But they can think and plan.
Well, our fellow seemed a bit bothered that we interrupted him but not upset in any real way. He stood, stretched, yawned and moved past us toward a White-tailed Deer that he had been watching, and an animal that we had not noticed. A single coyote and a deer are not really predator-prey as the deer would be pretty large for a single coyote to take down; but maybe he was dreaming, or waiting, or hoping. Incidentally that lead image where the coyote looks to be snarling is simply one of the photos snapped as he was stretching and yawning. Did you ever switch the TV channel and catch an odd facial expression on the person who was speaking as you changed channels? That’s sort of what happened here – he is not really snarling.
We sat in the car as he gathered himself to move off and it was a great two or three minutes.
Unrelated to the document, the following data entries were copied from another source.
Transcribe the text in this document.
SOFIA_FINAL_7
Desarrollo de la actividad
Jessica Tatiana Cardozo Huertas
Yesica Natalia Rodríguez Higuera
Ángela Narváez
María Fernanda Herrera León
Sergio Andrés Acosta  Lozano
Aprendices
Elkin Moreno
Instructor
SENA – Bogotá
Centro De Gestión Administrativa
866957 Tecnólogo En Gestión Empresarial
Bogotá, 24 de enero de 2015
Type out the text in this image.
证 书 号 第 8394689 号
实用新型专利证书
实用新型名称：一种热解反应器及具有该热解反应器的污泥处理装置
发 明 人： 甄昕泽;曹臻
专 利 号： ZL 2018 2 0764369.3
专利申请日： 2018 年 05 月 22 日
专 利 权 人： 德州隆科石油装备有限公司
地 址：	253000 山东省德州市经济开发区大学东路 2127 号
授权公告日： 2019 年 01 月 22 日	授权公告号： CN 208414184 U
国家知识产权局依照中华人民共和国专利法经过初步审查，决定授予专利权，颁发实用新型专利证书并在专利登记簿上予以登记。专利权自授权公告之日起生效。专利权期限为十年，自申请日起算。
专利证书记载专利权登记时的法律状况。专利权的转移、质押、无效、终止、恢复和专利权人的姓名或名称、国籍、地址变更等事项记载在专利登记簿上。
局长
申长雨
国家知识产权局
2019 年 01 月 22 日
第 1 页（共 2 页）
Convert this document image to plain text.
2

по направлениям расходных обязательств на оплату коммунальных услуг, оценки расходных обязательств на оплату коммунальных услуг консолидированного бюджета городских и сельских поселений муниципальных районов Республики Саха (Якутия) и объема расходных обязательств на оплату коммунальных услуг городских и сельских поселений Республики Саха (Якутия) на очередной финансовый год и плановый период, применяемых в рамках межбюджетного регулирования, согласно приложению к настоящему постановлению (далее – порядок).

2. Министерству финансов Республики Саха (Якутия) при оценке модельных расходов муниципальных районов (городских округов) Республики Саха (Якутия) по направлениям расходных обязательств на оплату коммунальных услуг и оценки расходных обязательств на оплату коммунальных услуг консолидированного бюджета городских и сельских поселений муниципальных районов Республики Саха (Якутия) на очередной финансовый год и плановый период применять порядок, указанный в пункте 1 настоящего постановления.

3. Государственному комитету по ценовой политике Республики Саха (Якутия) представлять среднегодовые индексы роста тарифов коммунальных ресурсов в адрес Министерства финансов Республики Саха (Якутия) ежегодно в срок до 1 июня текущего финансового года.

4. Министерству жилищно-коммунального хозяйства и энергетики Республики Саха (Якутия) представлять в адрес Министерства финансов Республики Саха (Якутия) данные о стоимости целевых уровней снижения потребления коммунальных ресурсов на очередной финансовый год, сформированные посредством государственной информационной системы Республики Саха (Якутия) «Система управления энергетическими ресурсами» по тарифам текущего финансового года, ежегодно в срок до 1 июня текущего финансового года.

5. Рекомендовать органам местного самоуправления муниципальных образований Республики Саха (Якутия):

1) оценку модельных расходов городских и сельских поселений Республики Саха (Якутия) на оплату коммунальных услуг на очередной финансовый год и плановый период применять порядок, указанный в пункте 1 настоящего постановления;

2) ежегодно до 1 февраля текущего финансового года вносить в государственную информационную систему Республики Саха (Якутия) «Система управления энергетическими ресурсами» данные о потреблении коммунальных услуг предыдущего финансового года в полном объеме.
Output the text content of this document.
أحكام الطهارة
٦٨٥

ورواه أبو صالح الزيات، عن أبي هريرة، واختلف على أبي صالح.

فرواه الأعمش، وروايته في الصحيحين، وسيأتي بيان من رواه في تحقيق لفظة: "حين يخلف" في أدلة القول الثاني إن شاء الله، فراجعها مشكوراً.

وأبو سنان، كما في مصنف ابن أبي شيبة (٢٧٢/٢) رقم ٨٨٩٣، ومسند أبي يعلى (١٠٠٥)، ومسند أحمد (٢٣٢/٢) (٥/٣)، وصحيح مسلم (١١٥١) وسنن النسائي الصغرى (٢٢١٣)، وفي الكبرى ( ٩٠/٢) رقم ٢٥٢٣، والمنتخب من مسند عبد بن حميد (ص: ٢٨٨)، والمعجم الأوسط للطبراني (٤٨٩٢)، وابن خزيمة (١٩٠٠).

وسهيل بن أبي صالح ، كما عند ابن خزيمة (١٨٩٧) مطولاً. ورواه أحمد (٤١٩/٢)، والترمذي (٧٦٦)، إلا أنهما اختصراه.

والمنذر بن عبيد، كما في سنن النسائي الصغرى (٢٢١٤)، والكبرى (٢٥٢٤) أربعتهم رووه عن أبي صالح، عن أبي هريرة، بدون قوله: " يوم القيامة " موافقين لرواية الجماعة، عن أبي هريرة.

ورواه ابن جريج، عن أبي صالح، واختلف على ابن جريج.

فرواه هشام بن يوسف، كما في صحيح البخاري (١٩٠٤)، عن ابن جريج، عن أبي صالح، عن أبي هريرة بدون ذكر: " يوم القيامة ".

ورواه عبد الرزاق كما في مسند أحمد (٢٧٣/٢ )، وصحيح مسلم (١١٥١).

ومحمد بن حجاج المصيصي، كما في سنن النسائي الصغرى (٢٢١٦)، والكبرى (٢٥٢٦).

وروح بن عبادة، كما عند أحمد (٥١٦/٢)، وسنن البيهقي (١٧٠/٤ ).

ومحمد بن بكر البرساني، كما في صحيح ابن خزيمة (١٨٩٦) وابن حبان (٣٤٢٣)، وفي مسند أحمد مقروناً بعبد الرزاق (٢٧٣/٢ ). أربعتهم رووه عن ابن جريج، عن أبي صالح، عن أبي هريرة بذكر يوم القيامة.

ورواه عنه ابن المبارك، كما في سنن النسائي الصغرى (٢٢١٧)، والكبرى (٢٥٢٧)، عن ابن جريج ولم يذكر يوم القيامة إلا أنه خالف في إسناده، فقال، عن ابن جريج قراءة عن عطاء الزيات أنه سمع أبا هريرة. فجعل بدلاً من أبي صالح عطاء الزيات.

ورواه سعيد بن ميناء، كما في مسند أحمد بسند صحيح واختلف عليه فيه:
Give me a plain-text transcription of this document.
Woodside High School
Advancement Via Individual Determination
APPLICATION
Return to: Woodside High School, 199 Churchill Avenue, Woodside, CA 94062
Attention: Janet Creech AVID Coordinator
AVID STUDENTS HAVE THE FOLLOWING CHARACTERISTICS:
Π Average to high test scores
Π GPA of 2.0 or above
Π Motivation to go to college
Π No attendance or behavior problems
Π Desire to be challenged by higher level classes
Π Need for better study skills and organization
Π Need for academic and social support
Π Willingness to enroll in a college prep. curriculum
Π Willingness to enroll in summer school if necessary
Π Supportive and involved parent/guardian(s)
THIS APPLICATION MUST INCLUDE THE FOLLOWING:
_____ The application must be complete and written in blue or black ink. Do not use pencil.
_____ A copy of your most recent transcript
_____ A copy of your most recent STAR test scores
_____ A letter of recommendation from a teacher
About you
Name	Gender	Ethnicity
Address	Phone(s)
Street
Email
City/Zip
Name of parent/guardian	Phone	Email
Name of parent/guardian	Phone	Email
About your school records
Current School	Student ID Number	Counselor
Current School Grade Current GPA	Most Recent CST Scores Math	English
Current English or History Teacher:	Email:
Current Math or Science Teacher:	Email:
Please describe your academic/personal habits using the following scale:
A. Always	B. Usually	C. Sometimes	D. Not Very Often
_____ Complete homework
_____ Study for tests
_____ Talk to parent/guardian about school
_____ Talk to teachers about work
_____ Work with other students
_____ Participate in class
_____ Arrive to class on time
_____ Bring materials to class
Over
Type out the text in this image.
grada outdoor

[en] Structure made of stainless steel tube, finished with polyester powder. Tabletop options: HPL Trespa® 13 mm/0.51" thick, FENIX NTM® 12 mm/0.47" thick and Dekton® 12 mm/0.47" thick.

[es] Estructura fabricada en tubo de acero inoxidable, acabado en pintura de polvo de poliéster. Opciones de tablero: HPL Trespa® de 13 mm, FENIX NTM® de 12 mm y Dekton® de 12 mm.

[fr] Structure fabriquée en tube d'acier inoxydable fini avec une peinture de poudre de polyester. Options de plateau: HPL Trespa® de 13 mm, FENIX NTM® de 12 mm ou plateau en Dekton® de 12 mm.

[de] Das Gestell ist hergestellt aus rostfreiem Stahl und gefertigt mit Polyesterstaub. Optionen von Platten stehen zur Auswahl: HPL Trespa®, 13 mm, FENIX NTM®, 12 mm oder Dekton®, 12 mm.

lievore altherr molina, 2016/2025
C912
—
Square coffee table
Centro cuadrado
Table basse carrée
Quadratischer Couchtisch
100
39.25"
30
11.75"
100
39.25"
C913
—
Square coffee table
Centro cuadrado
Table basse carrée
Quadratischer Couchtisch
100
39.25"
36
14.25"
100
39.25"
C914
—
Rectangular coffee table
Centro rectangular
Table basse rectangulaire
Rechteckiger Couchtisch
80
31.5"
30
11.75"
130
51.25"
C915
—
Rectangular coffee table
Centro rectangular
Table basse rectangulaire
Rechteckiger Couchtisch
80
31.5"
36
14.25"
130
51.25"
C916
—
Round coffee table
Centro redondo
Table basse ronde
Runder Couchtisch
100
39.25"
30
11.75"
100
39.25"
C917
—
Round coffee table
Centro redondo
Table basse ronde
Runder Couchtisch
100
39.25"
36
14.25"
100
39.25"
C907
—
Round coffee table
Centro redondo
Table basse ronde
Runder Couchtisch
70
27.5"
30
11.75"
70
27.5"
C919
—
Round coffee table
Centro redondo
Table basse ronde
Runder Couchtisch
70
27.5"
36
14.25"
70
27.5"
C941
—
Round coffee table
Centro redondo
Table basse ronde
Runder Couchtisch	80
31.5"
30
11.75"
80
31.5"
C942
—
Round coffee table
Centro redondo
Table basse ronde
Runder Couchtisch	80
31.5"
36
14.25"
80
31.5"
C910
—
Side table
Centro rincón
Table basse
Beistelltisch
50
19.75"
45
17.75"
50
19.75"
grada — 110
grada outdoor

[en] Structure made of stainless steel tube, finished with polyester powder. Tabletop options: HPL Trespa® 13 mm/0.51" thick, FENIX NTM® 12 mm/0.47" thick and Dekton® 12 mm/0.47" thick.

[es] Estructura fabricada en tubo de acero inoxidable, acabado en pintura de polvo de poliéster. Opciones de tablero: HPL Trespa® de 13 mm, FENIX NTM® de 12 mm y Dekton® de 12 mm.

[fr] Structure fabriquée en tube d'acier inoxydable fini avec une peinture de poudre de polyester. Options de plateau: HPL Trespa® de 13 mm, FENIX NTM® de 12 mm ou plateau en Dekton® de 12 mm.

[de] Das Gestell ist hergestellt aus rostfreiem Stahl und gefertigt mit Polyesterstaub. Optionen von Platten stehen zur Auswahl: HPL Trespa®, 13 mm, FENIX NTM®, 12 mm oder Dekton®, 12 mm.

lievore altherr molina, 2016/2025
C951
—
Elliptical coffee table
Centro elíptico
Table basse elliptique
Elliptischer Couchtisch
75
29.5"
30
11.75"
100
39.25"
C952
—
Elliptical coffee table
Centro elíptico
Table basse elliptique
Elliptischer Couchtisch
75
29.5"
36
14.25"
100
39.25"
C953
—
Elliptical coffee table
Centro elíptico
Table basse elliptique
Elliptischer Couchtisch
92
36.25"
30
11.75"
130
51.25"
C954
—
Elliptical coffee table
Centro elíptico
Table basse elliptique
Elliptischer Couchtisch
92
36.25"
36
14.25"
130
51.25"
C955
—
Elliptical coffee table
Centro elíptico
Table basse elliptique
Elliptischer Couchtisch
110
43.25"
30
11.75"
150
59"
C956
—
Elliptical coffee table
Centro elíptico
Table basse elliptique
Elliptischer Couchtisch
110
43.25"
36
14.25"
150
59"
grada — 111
We were not any trouble and the animal was not scared or aggressive at all. Animals that live in urban or suburban areas see people and the trappings of our lives every day and learn to move among us keeping a low profile. The Eastern Coyote is very widespread now (the past 30-40 years) and it is well established throughout the northeast in all sorts of habitats and situations. When I first began to notice coyotes in eastern Massachusetts I would seek out the night-shift policemen as they were the only people out all night who might see nocturnal and secretive animals.
On its way into the rest of its day the coyote passed just a few feet from the vehicle and we exchanged glances.
I have no idea what he was thinking, but we were thinking how lucky we were to share that quiet moment with one of nature’s most successful animals. it was our pleasure for sure.